NDP wants action on the Truth and Reconciliation Commission's recommendations

NDP Leader Cam Broten wants the provincial government to get serious about the calls to action from the Truth and Reconciliation Commission (TRC).

After six years of national consultations, and after more than 6,750 survivor and witness statements, the TRC released an interim report with its recommendations in June and issued its final report last week. The Sask. Party government has largely remained quiet on the TRC's recommendations.

"We have to seize this unprecedented opportunity to repair the harm and work for reconciliation," said Broten. “Closing the education gap and partnering with First Nations and Métis communities to create loads of jobs and opportunities – that’s the right thing to do, both morally and economically. 

“We also need to overhaul the child protection system, improve the justice system and support the ongoing resurgence of Indigenous languages and cultures. And we need to renew our relationships with First Nations and Métis communities, ensuring that those relationships are deeply rooted in respect."

Broten expressed concern that the premier is dragging his feet on developing a TRC action plan. That failure follows several others. The Sask. Party scrapped the Aboriginal Employment Development Program and failed to replace it with anything. It created and funded the Joint Task Force on First Nations and Métis Education and Employment, but two years later is still ignoring the vast majority of the recommendations in that task force’s final report. It’s also dragging its feet on the premier's commitment for a formal government apology for the damages done by the Sixties Scoop, which took First Nations and Métis children from their parents without consent and placed them in non-Aboriginal households.

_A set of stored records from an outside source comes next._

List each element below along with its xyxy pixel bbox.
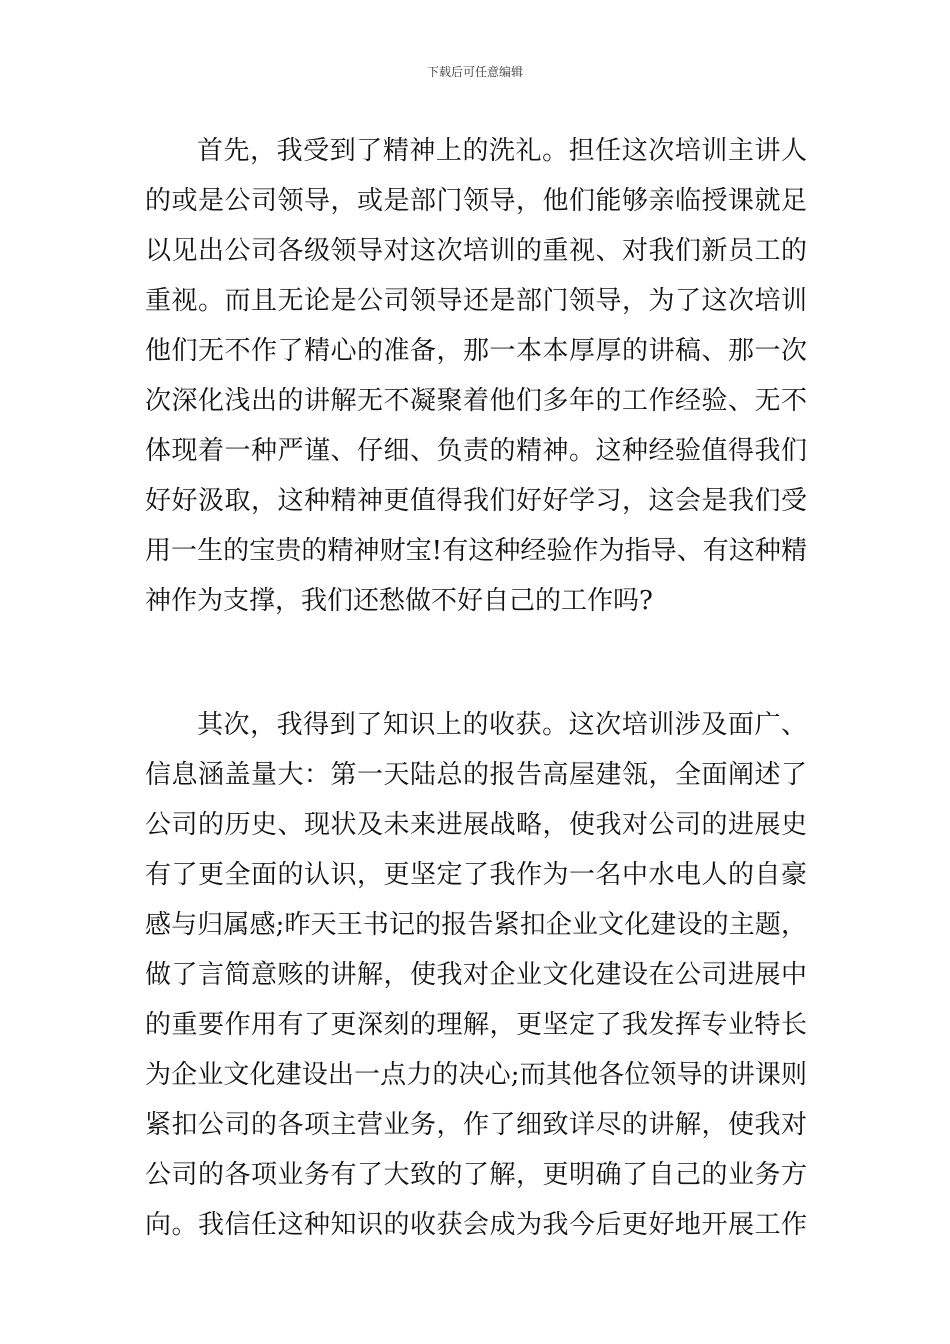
text-line: 首先，我受到了精神上的洗礼。担任这次培训主讲人 [197, 136, 807, 166]
text-line: 他们无不作了精心的准备，那一本本厚厚的讲稿、那一次 [145, 336, 807, 366]
text-line: 好好汲取，这种精神更值得我们好好学习，这会是我们受 [145, 486, 807, 516]
text-line: 信息涵盖量大：第一天陆总的报告高屋建瓴，全面阐述了 [145, 760, 807, 790]
text-line: 为企业文化建设出一点力的决心;而其他各位领导的讲课则 [145, 1060, 807, 1090]
paragraph-1 [145, 126, 807, 626]
text-line: 其次，我得到了知识上的收获。这次培训涉及面广、 [197, 710, 807, 740]
text-line: 公司的各项业务有了大致的了解，更明确了自己的业务方 [145, 1160, 807, 1190]
document-body [145, 126, 807, 1250]
text-line: 紧扣公司的各项主营业务，作了细致详尽的讲解，使我对 [145, 1110, 807, 1140]
page-header: 下载后可任意编辑 [426, 65, 523, 79]
text-line: 神作为支撑，我们还愁做不好自己的工作吗? [145, 586, 653, 616]
text-line: 有了更全面的认识，更坚定了我作为一名中水电人的自豪 [145, 860, 807, 890]
paragraph-2 [145, 700, 807, 1250]
text-line: 体现着一种严谨、仔细、负责的精神。这种经验值得我们 [145, 436, 807, 466]
text-line: 重视。而且无论是公司领导还是部门领导，为了这次培训 [145, 286, 807, 316]
text-line: 的或是公司领导，或是部门领导，他们能够亲临授课就足 [145, 186, 807, 216]
paragraph-gap [145, 626, 807, 700]
text-line: 做了言简意赅的讲解，使我对企业文化建设在公司进展中 [145, 960, 807, 990]
text-line: 向。我信任这种知识的收获会成为我今后更好地开展工作 [145, 1210, 807, 1240]
text-line: 感与归属感;昨天王书记的报告紧扣企业文化建设的主题， [145, 910, 807, 940]
text-line: 以见出公司各级领导对这次培训的重视、对我们新员工的 [145, 236, 807, 266]
text-line: 的重要作用有了更深刻的理解，更坚定了我发挥专业特长 [145, 1010, 807, 1040]
text-line: 公司的历史、现状及未来进展战略，使我对公司的进展史 [145, 810, 807, 840]
text-line: 用一生的宝贵的精神财宝!有这种经验作为指导、有这种精 [145, 536, 807, 566]
text-line: 次深化浅出的讲解无不凝聚着他们多年的工作经验、无不 [145, 386, 807, 416]
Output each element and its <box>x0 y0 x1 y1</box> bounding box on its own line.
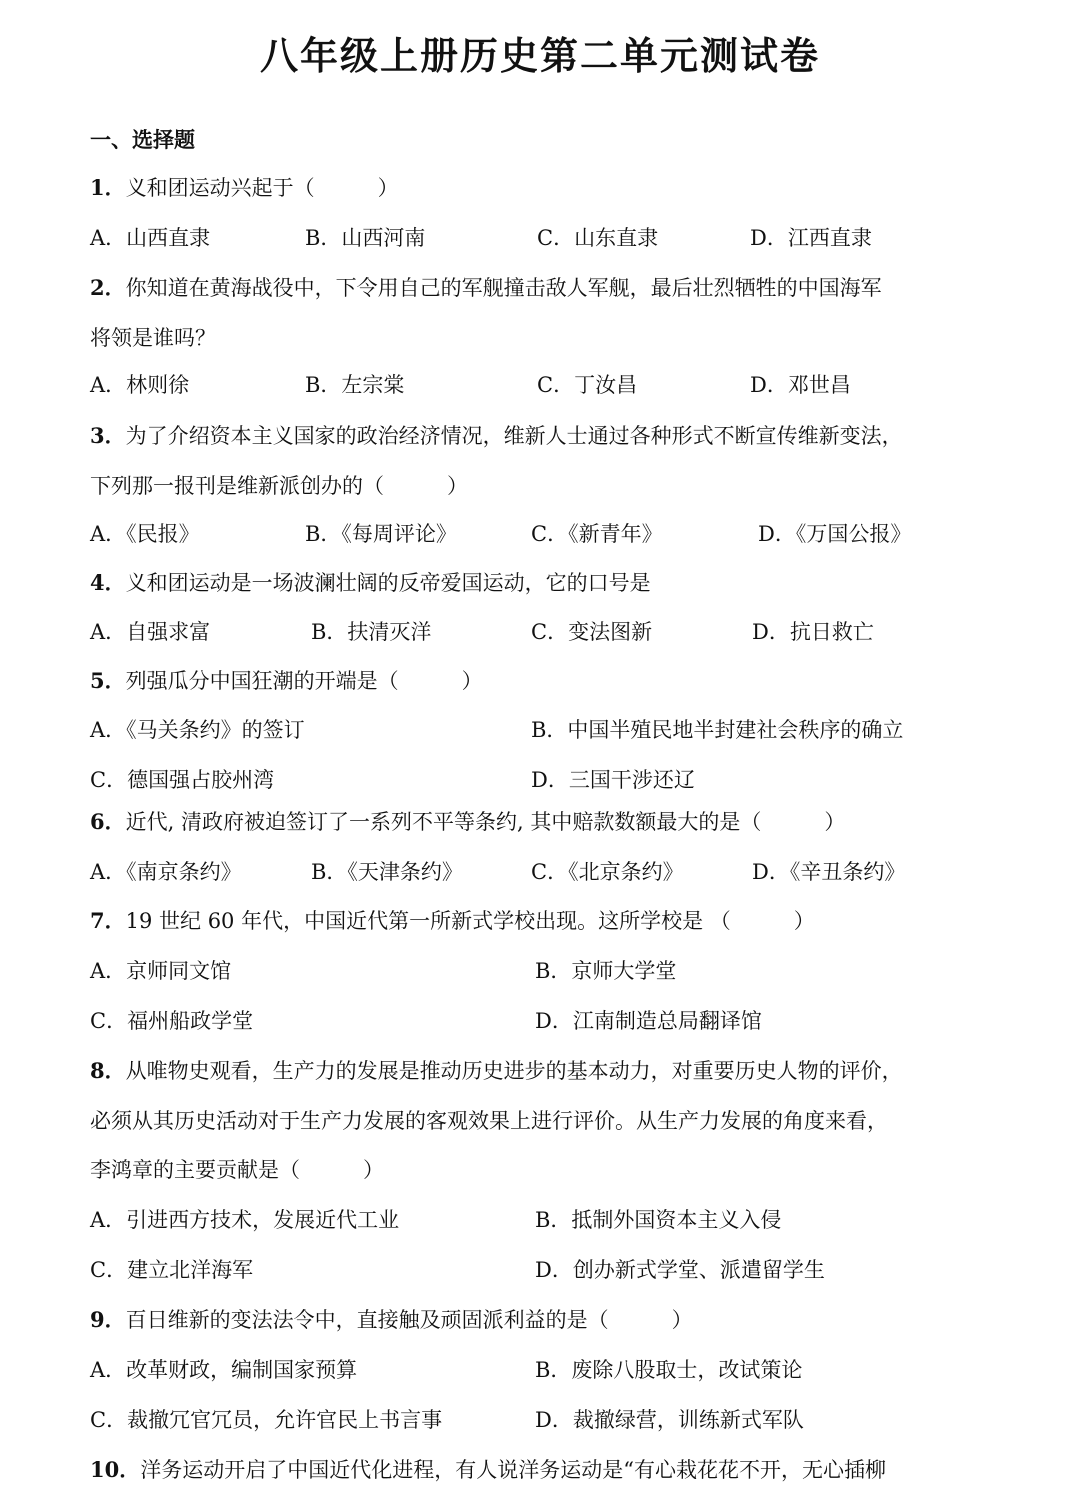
question-6-line-1 <box>90 806 990 838</box>
question-3-line-2 <box>90 470 990 502</box>
question-text: 列强瓜分中国狂潮的开端是（ ） <box>125 669 483 693</box>
question-8-option-a: A．引进西方技术，发展近代工业 <box>90 1208 400 1232</box>
question-7-option-a: A．京师同文馆 <box>90 959 232 983</box>
question-text: 李鸿章的主要贡献是（ ） <box>90 1158 384 1182</box>
question-text: 百日维新的变法法令中，直接触及顽固派利益的是（ ） <box>125 1308 693 1332</box>
question-6-option-a: A．《南京条约》 <box>90 860 242 884</box>
question-1-option-b: B．山西河南 <box>305 226 426 250</box>
question-text: 义和团运动兴起于（ ） <box>125 176 399 200</box>
question-number: 2． <box>90 275 126 300</box>
question-number: 4． <box>90 570 126 595</box>
question-text: 近代, 清政府被迫签订了一系列不平等条约, 其中赔款数额最大的是（ ） <box>125 810 846 834</box>
question-5-option-d: D．三国干涉还辽 <box>531 768 695 792</box>
question-6-option-c: C．《北京条约》 <box>531 860 684 884</box>
question-text: 将领是谁吗？ <box>90 326 216 350</box>
question-4-option-b: B．扶清灭洋 <box>311 620 432 644</box>
question-text: 洋务运动开启了中国近代化进程，有人说洋务运动是“有心栽花花不开，无心插柳 <box>140 1458 886 1482</box>
question-number: 9． <box>90 1307 126 1332</box>
question-6-option-b: B．《天津条约》 <box>311 860 463 884</box>
question-number: 10． <box>90 1457 141 1482</box>
question-8-option-b: B．抵制外国资本主义入侵 <box>535 1208 782 1232</box>
question-2-option-b: B．左宗棠 <box>305 373 405 397</box>
question-text: 必须从其历史活动对于生产力发展的客观效果上进行评价。从生产力发展的角度来看， <box>90 1109 888 1133</box>
question-7-option-d: D．江南制造总局翻译馆 <box>535 1009 762 1033</box>
question-9-option-a: A．改革财政，编制国家预算 <box>90 1358 358 1382</box>
question-1-line-1 <box>90 172 990 204</box>
question-number: 8． <box>90 1058 126 1083</box>
question-9-option-c: C．裁撤冗官冗员，允许官民上书言事 <box>90 1408 443 1432</box>
question-8-option-c: C．建立北洋海军 <box>90 1258 254 1282</box>
question-number: 1． <box>90 175 126 200</box>
question-8-line-1 <box>90 1055 990 1087</box>
question-6-option-d: D．《辛丑条约》 <box>752 860 906 884</box>
question-7-line-1 <box>90 905 990 937</box>
question-number: 3． <box>90 423 126 448</box>
question-text: 义和团运动是一场波澜壮阔的反帝爱国运动，它的口号是 <box>125 571 651 595</box>
question-2-option-c: C．丁汝昌 <box>537 373 638 397</box>
question-text: 19 世纪 60 年代，中国近代第一所新式学校出现。这所学校是 （ ） <box>125 909 815 933</box>
question-5-option-a: A．《马关条约》的签订 <box>90 718 305 742</box>
question-1-option-c: C．山东直隶 <box>537 226 659 250</box>
question-2-line-1 <box>90 272 990 304</box>
question-1-option-a: A．山西直隶 <box>90 226 211 250</box>
question-text: 为了介绍资本主义国家的政治经济情况，维新人士通过各种形式不断宣传维新变法， <box>125 424 903 448</box>
question-4-line-1 <box>90 567 990 599</box>
question-5-line-1 <box>90 665 990 697</box>
question-8-line-2 <box>90 1105 990 1137</box>
question-text: 从唯物史观看，生产力的发展是推动历史进步的基本动力，对重要历史人物的评价， <box>125 1059 903 1083</box>
question-7-option-c: C．福州船政学堂 <box>90 1009 254 1033</box>
question-8-option-d: D．创办新式学堂、派遣留学生 <box>535 1258 825 1282</box>
question-text: 下列那一报刊是维新派创办的（ ） <box>90 474 468 498</box>
question-number: 7． <box>90 908 126 933</box>
question-10-line-1 <box>90 1454 990 1486</box>
question-3-option-c: C．《新青年》 <box>531 522 663 546</box>
question-8-line-3 <box>90 1154 990 1186</box>
question-5-option-c: C．德国强占胶州湾 <box>90 768 275 792</box>
question-number: 5． <box>90 668 126 693</box>
question-3-line-1 <box>90 420 990 452</box>
question-number: 6． <box>90 809 126 834</box>
question-text: 你知道在黄海战役中，下令用自己的军舰撞击敌人军舰，最后壮烈牺牲的中国海军 <box>125 276 882 300</box>
question-3-option-b: B．《每周评论》 <box>305 522 457 546</box>
question-4-option-a: A．自强求富 <box>90 620 211 644</box>
question-2-line-2 <box>90 322 990 354</box>
page-title: 八年级上册历史第二单元测试卷 <box>259 34 820 78</box>
question-7-option-b: B．京师大学堂 <box>535 959 677 983</box>
question-4-option-c: C．变法图新 <box>531 620 653 644</box>
question-9-option-d: D．裁撤绿营，训练新式军队 <box>535 1408 804 1432</box>
question-3-option-d: D．《万国公报》 <box>758 522 912 546</box>
question-1-option-d: D．江西直隶 <box>750 226 872 250</box>
question-2-option-a: A．林则徐 <box>90 373 190 397</box>
question-3-option-a: A．《民报》 <box>90 522 200 546</box>
question-5-option-b: B．中国半殖民地半封建社会秩序的确立 <box>531 718 904 742</box>
question-4-option-d: D．抗日救亡 <box>752 620 874 644</box>
section-heading: 一、选择题 <box>90 128 195 152</box>
question-2-option-d: D．邓世昌 <box>750 373 851 397</box>
question-9-line-1 <box>90 1304 990 1336</box>
question-9-option-b: B．废除八股取士，改试策论 <box>535 1358 803 1382</box>
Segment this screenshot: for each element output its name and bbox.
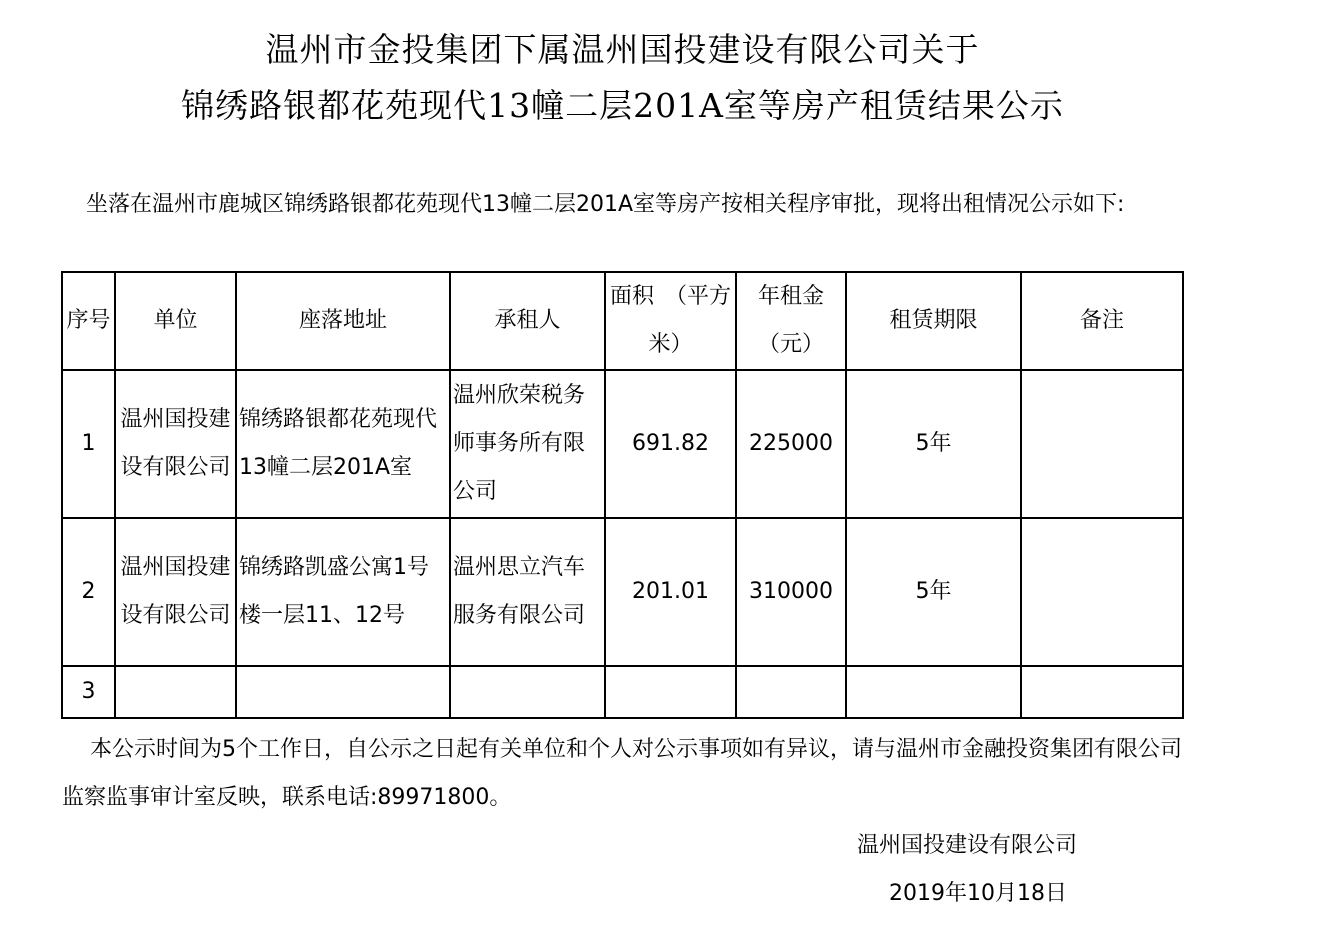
table-row [62,370,1183,518]
cell-rent [736,666,846,718]
table-header-row [62,272,1183,370]
cell-area: 201.01 [605,518,736,666]
header-remark: 备注 [1021,272,1183,370]
document-title-line-1: 温州市金投集团下属温州国投建设有限公司关于 [265,30,980,69]
cell-seq: 2 [62,518,115,666]
notice-paragraph: 本公示时间为5个工作日，自公示之日起有关单位和个人对公示事项如有异议，请与温州市金融投资集团有限公司监察监事审计室反映，联系电话:89971800。 [62,737,1183,810]
cell-lessee: 温州欣荣税务师事务所有限公司 [450,370,605,518]
cell-area [605,666,736,718]
header-rent: 年租金（元） [736,272,846,370]
cell-unit: 温州国投建设有限公司 [115,518,236,666]
intro-paragraph: 坐落在温州市鹿城区锦绣路银都花苑现代13幢二层201A室等房产按相关程序审批，现将出租情况公示如下: [86,192,1125,217]
table-row [62,666,1183,718]
signature-company: 温州国投建设有限公司 [857,833,1078,858]
cell-area: 691.82 [605,370,736,518]
cell-rent: 225000 [736,370,846,518]
cell-address: 锦绣路银都花苑现代13幢二层201A室 [236,370,450,518]
header-area: 面积 （平方米） [605,272,736,370]
cell-remark [1021,666,1183,718]
header-term: 租赁期限 [846,272,1021,370]
cell-term [846,666,1021,718]
header-unit: 单位 [115,272,236,370]
header-lessee: 承租人 [450,272,605,370]
lease-results-table [61,271,1184,719]
cell-unit [115,666,236,718]
cell-remark [1021,518,1183,666]
cell-term: 5年 [846,370,1021,518]
header-seq: 序号 [62,272,115,370]
header-address: 座落地址 [236,272,450,370]
cell-address [236,666,450,718]
cell-lessee [450,666,605,718]
cell-seq: 3 [62,666,115,718]
signature-date: 2019年10月18日 [889,881,1067,906]
cell-unit: 温州国投建设有限公司 [115,370,236,518]
cell-lessee: 温州思立汽车服务有限公司 [450,518,605,666]
cell-rent: 310000 [736,518,846,666]
cell-term: 5年 [846,518,1021,666]
cell-seq: 1 [62,370,115,518]
cell-address: 锦绣路凯盛公寓1号楼一层11、12号 [236,518,450,666]
cell-remark [1021,370,1183,518]
document-title-line-2: 锦绣路银都花苑现代13幢二层201A室等房产租赁结果公示 [181,86,1064,125]
table-row [62,518,1183,666]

"I think Saskatchewan is just scratching the surface of our true potential as a province right now. To build the strongest and healthiest province possible, we need to extend opportunity and prosperity much more broadly," said Broten. "The damage caused by past injustices is a barrier to a better life for many in our province, and it's time for meaningful action to get rid of those barriers. That's how we can ensure that our shared futures are as bright as possible for all of us in Saskatchewan – First Nations, Métis, immigrants, and the children and grandchildren of immigrants."